Case ID: ad_260/html/0947-03.html
Source: Caselaw Access Project
Author: {"author": "Johnston, J.", "license": "Public Domain", "url": "https://static.case.law/"}
Date Created: 2024-08-24T03:29:51.129683

(November 25, 1940.)
    George N. Blust, Appellant, v. The Yonkers National Bank and Trust Company, Respondent.
   Judgment of the City Court of Yonkers affirmed, with costs. No opinion.

Adel, Taylor and Close, JJ., concur; Johnston, J., dissents and votes to reverse and to direct judgment for the plaintiff, with opinion; Lazansky, P. J., concurs with Johnston, J.

Johnston, J.

(dissenting). From 1924 plaintiff was a depositor in the defendant bank. On July 7, 1924, he executed and delivered to defendant his bond for $12,000, secured by a mortgage. On October 4, 1938, plaintiff was in arrears in the payment of principal and interest and on that date he and his wife executed an assignment of rents to defendant with the usual powers. The assignment contained the following paragraph; “ The mortgagee agrees, as part of the consideration for this assignment, that in any action to foreclose either of the two bonds and mortgages enumerated herein, no application for a deficiency judgment against the mortgagors shall be made and the said mortgagee waives any and all rights to a deficiency judgment by this instrument.”

On December 2, 1939, plaintiff’s balance in the defendant’s bank was $524.24, and on that date defendant applied this sum to the amount due on the bond and mortgage. It is to recover that sum that plaintiff instituted this action.

I do not believe it may reasonably be said that, when the bank agreed not to seek a deficiency judgment, it nevertheless reserved its right to apply plaintiff’s deposit to the reduction of the mortgage indebtedness.
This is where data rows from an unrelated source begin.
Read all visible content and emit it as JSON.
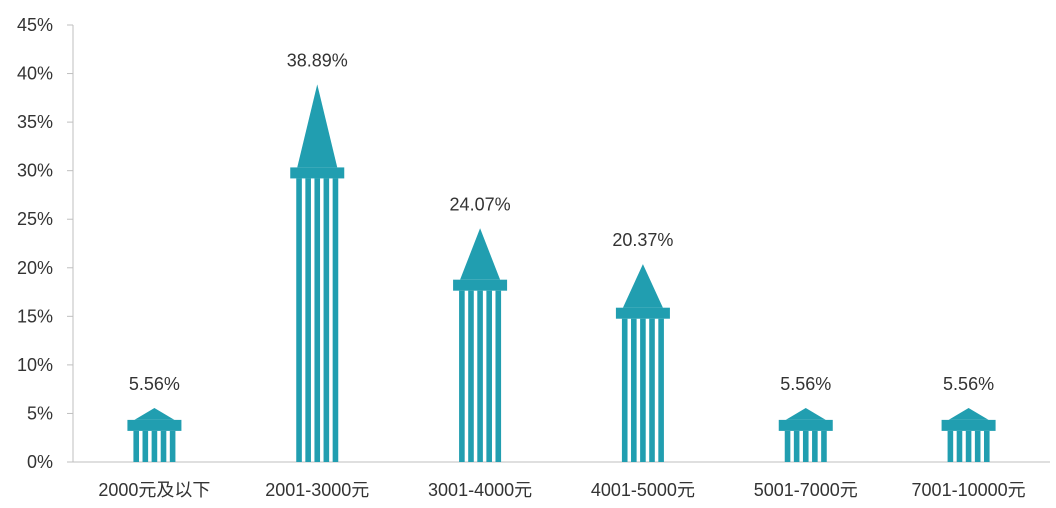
{
  "colors": {
    "bar": "#219EB0",
    "axis": "#BFBFBF",
    "text": "#333333"
  },
  "chart_data": {
    "type": "bar",
    "title": "",
    "xlabel": "",
    "ylabel": "",
    "categories": [
      "2000元及以下",
      "2001-3000元",
      "3001-4000元",
      "4001-5000元",
      "5001-7000元",
      "7001-10000元"
    ],
    "values": [
      5.56,
      38.89,
      24.07,
      20.37,
      5.56,
      5.56
    ],
    "data_labels": [
      "5.56%",
      "38.89%",
      "24.07%",
      "20.37%",
      "5.56%",
      "5.56%"
    ],
    "ylim": [
      0,
      45
    ],
    "y_ticks": [
      0,
      5,
      10,
      15,
      20,
      25,
      30,
      35,
      40,
      45
    ],
    "y_tick_labels": [
      "0%",
      "5%",
      "10%",
      "15%",
      "20%",
      "25%",
      "30%",
      "35%",
      "40%",
      "45%"
    ],
    "grid": false,
    "legend": "none",
    "bar_style": "striped column with cornice and triangular roof"
  }
}
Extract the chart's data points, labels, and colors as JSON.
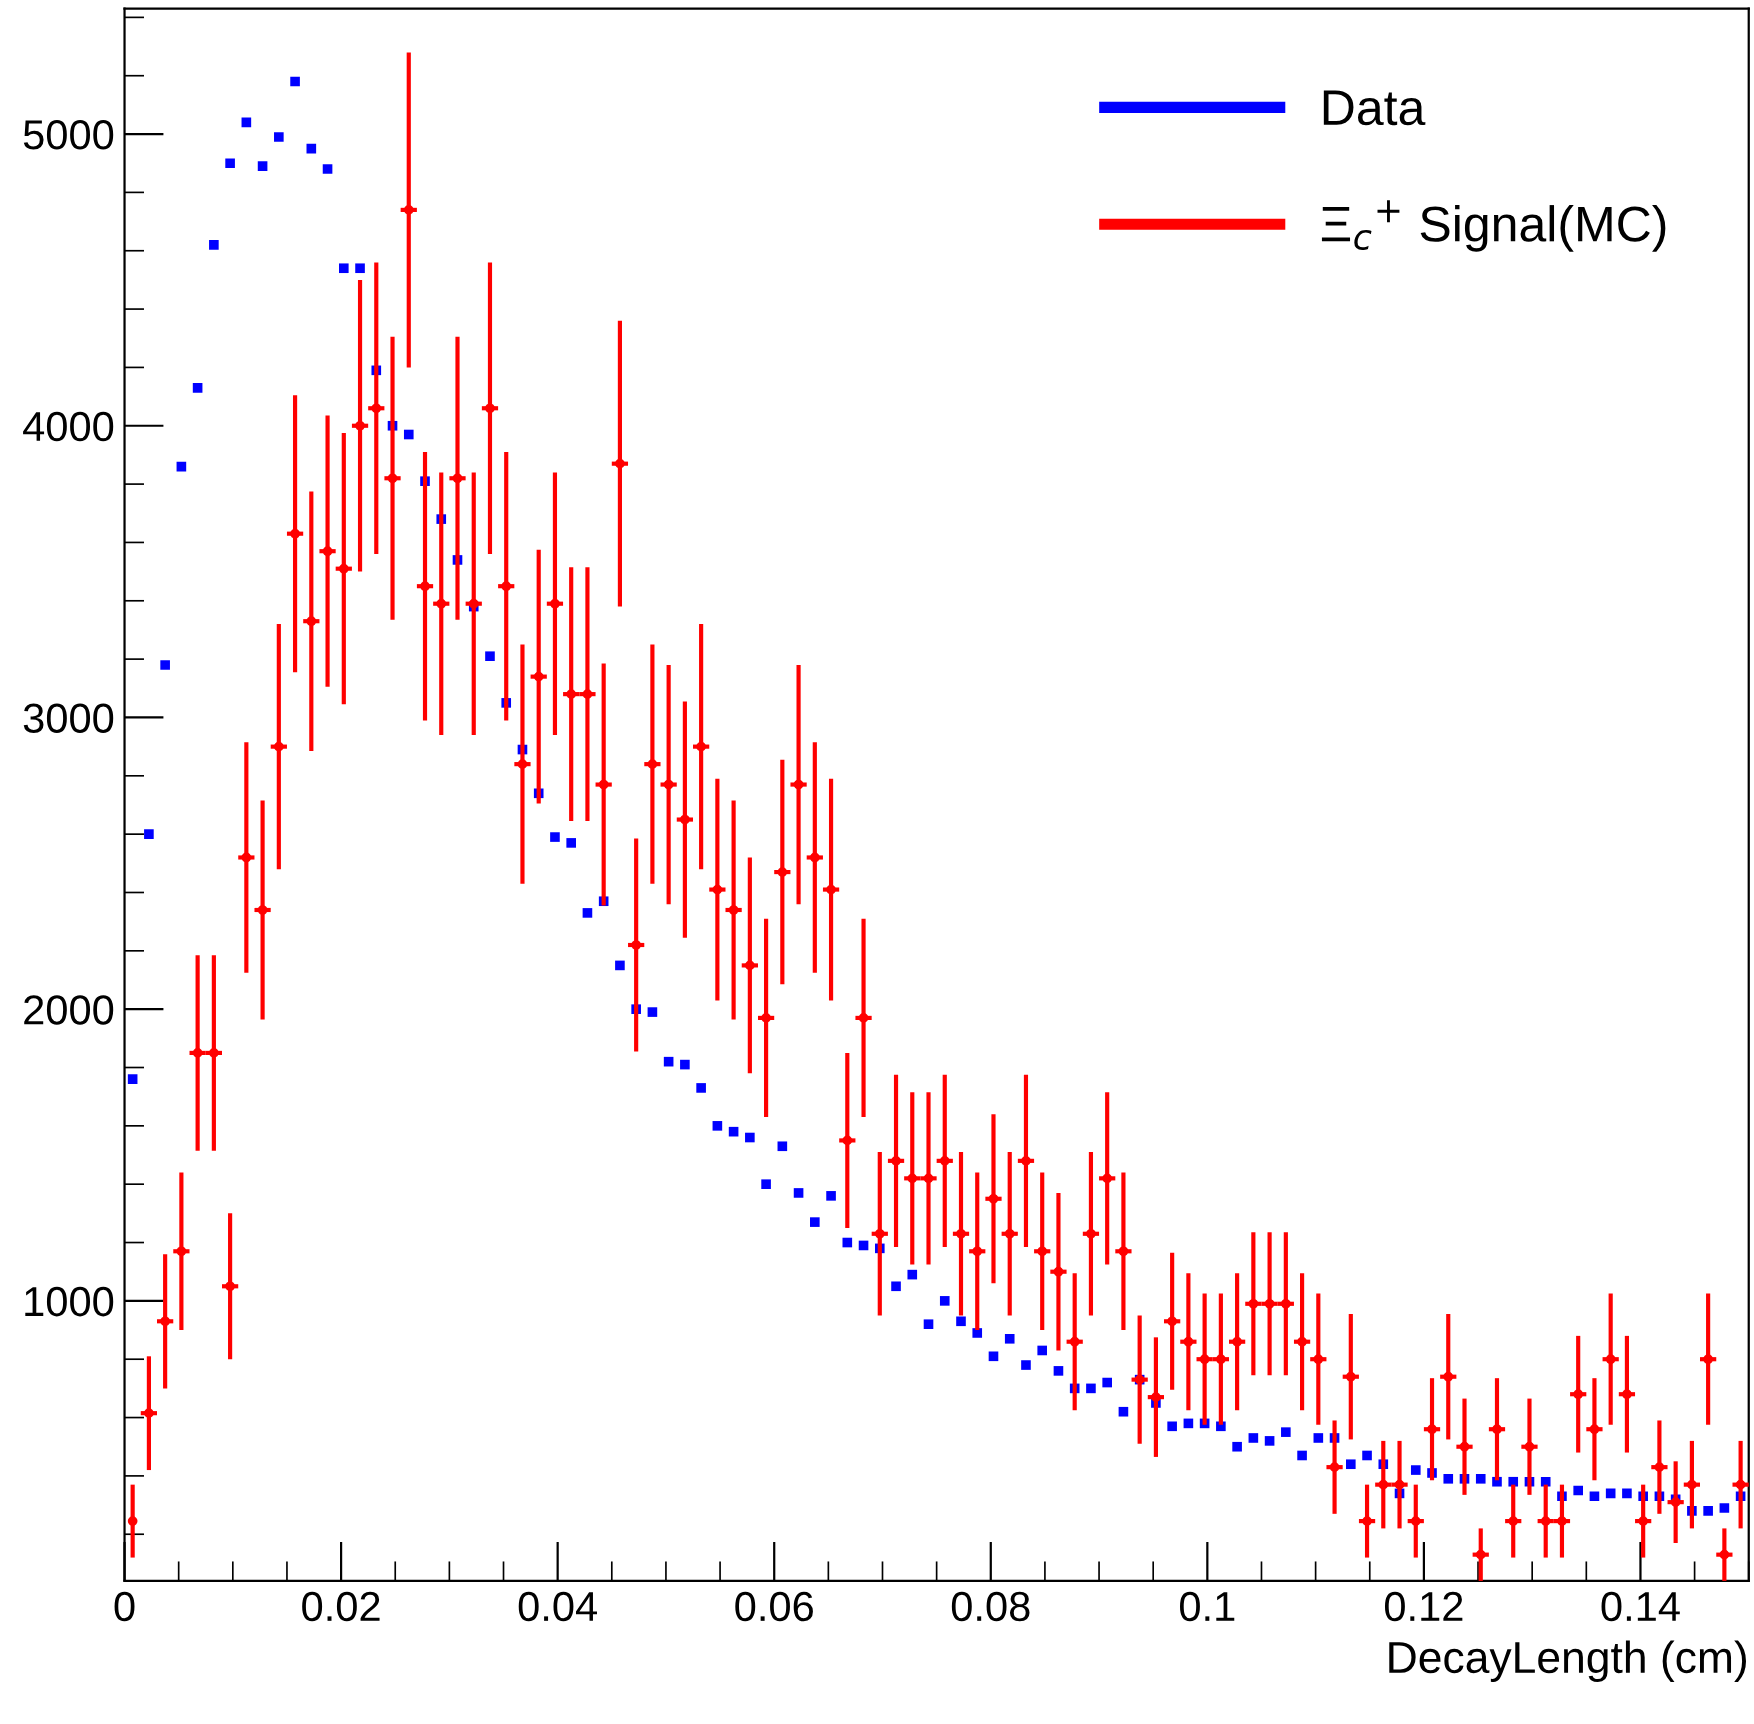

To give the above provision such an interpretation would be a highly technical construction of the agreement and would frustrate the real intention of the parties. Reading the agreement as a whole and in the light of the circumstances surrounding its execution, and remembering that not until fourteen months after the agreement was delivered — and then only when the defendant went into liquidation and ceased to exist as a national bank — was the deposit applied to the mortgage indebtedness, I am led to the conclusion that upon receiving the assignment of rents the bank intended to look to the property alone for the payment of its mortgage. This conclusion is further supported by the finding of the court “ That plaintiff understood by the agreement * * * he was released and relieved from any further payment on such bond and mortgage * * *.”

The judgment dismissing the complaint should be reversed and judgment should be directed for plaintiff.